La consigne : réécriture d’un texte de Gianni Rodari, « Tant de douleur pour rien », Le Livre des erreurs, trad. Jean-Paul Manganaro, Ypsilon éditeur, 2020. Voici son début :
« Un brave monsieur de l’Ain ou de l’Aisne rêva des années durant d’obtenir quelque titre honorifique. Finalement, grâce à de puissantes recommandations, il parvient à se faire décorer du titre de « chevalier ».
Mais imaginez sa déception et sa douleur lorsque le titre arriva et qu’il découvrit qu’on l’avait fait… « chevallier », avec deux « l ».
— Qu’ai-je donc à faire d’un titre erroné ? se plaignait-il auprès des siens. Les gens vont rire de moi.
Les gens avaient d’autres soucis en tête. Mais ce brave monsieur de Tours ou Saint-Estèphe n’eut de répit qu’il n’eut confié ses peines au puissant personnage qui l’avait recommandé.
— Nous allons prendre tout de suite des mesures, le consola le personnage. Je vais te faire commandeur.
Cette nouvelle se sut à l’entour. Tout le monde courait se féliciter avec l’attitré.
Le titre arriva dans un paquet scellé avec de la cire à cacheter. Le brave monsieur de Lyon ouvrit le paquet les mains tremblantes et… tomba au sol dans les pommes.

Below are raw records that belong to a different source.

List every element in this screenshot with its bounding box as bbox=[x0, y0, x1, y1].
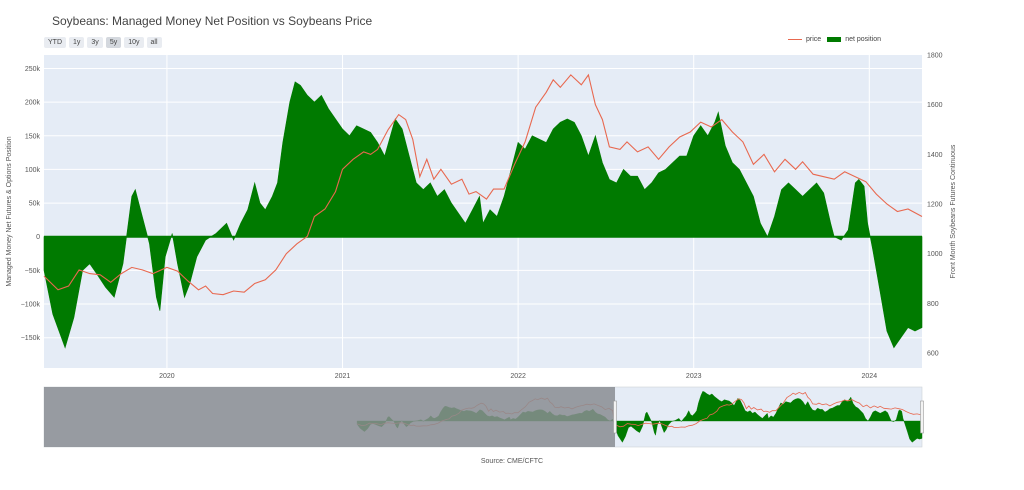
x-tick-label: 2022 bbox=[510, 373, 526, 380]
legend-item-price[interactable]: price bbox=[788, 36, 821, 43]
y-left-axis-title: Managed Money Net Futures & Options Posi… bbox=[6, 136, 13, 286]
legend-swatch-price bbox=[788, 39, 802, 40]
y-right-tick-label: 1600 bbox=[927, 102, 943, 109]
range-slider-mask bbox=[44, 387, 616, 447]
range-slider-handle-right[interactable] bbox=[920, 400, 924, 434]
y-left-tick-label: −50k bbox=[25, 268, 41, 275]
legend: price net position bbox=[788, 36, 881, 43]
y-right-tick-label: 800 bbox=[927, 301, 939, 308]
y-left-tick-label: 50k bbox=[29, 201, 41, 208]
x-tick-label: 2023 bbox=[686, 373, 702, 380]
series-net-position-area bbox=[43, 81, 923, 349]
y-right-tick-label: 1200 bbox=[927, 202, 943, 209]
y-right-axis-title: Front Month Soybeans Futures Continuous bbox=[950, 144, 957, 278]
y-right-tick-label: 1800 bbox=[927, 53, 943, 60]
y-left-tick-label: 100k bbox=[25, 167, 41, 174]
legend-item-net-position[interactable]: net position bbox=[827, 36, 881, 43]
range-button-all[interactable]: all bbox=[146, 37, 162, 48]
y-right-tick-label: 1000 bbox=[927, 251, 943, 258]
source-note: Source: CME/CFTC bbox=[480, 458, 544, 465]
x-tick-label: 2020 bbox=[159, 373, 175, 380]
y-left-tick-label: 200k bbox=[25, 100, 41, 107]
range-slider-handle-left[interactable] bbox=[613, 400, 617, 434]
chart-title: Soybeans: Managed Money Net Position vs … bbox=[52, 14, 373, 28]
range-slider bbox=[43, 386, 924, 448]
range-selector: YTD 1y 3y 5y 10y all bbox=[44, 37, 162, 48]
y-left-tick-label: 0 bbox=[36, 234, 40, 241]
range-button-ytd[interactable]: YTD bbox=[44, 37, 66, 48]
y-left-tick-label: −150k bbox=[21, 335, 41, 342]
range-button-10y[interactable]: 10y bbox=[124, 37, 144, 48]
range-button-1y[interactable]: 1y bbox=[69, 37, 85, 48]
legend-label-price: price bbox=[806, 36, 822, 43]
legend-label-net-position: net position bbox=[845, 36, 881, 43]
series-price-line bbox=[43, 73, 923, 296]
range-button-5y[interactable]: 5y bbox=[105, 37, 122, 48]
y-left-tick-label: 150k bbox=[25, 133, 41, 140]
y-left-tick-label: −100k bbox=[21, 302, 41, 309]
y-right-tick-label: 600 bbox=[927, 351, 939, 358]
legend-swatch-net-position bbox=[827, 37, 842, 42]
x-tick-label: 2021 bbox=[335, 373, 351, 380]
y-left-tick-label: 250k bbox=[25, 66, 41, 73]
y-right-tick-label: 1400 bbox=[927, 152, 943, 159]
x-tick-label: 2024 bbox=[862, 373, 878, 380]
range-button-3y[interactable]: 3y bbox=[87, 37, 103, 48]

Le pauvre ! On l’avait fait « comandeur » avec un seul « emme ». (…) »
« Désolé. »
Je le regardais droit dans les yeux. Ils étaient aussi clairs que le ciel en pleine journée, pourtant, je n’y voyais que des nuages. Dedans se mouvait la pluie et un orage plus profond grondait au loin. Je sentais le tourment de son âme, son palpitant qui se serrait. Son regard était un harpon qui m’agrippait si fort qu’il en devenait plus douloureux que son corps. Je ressentais ses émotions si puissantes qui se voulaient pourtant discrètes. Je n’étais qu’un imbécile. Un imbécile qui restait planté là, à regarder son visage tordu par la souffrance, sans savoir qui dire ou quoi faire. Je voulais lui prendre la main, lui dire que j’étais un misérable. Me mettre à genoux devant lui, jurer que ça n’arriverait plus et le prendre dans mes bras pour partager sa peine. Mais cette force qui émanait de lui me brisait et ses émotions m’écrasaient. Dans son regard les nuages de pluies torrentielles se chargeaient d’électricité. Je sentais un vent terrible passer entre nous, cassant les derniers fragments du lien qui pouvait nous unir. Je baissais la tête, voyant ces filaments se désintégrer face à la puissance de cet ouragan qui me faisait face. Je ne dis rien, je me pliais, me faisant petit. Je n’étais rien face à cette puissance. Je n’avais rien à dire, j’étais en faute.
« Pars d’ici. »
Sec. Violent. Terrifiant. Sans plus attendre, j’ai pris mon sac, mon manteau et j’exauçai son souhait. Dehors, le ciel était magnifique. Je me tournais vers ce crépuscule lumineux. Rien ne semblait plus beau que cette vision du bonheur. Une silhouette se découpa dans ce paysage si idyllique. Je l’avais déjà vue dans les lueurs d’une lumière sensuelle pour un instant charnel. Elle revenait vers moi, comme réconfortante. Une vision faussée du bonheur. Non. Pas cette fois. Je me détournais d’elle préférant la nuit qui arrive au soleil qui se couche. Je ne voulais plus céder à mes instincts, passer un temps auprès d’une autre âme affamée, céder à la tentation facile, je devais me battre pour ne pas trahir ce corps et ce cœur que j’aimais. Je ne ferais plus la même erreur.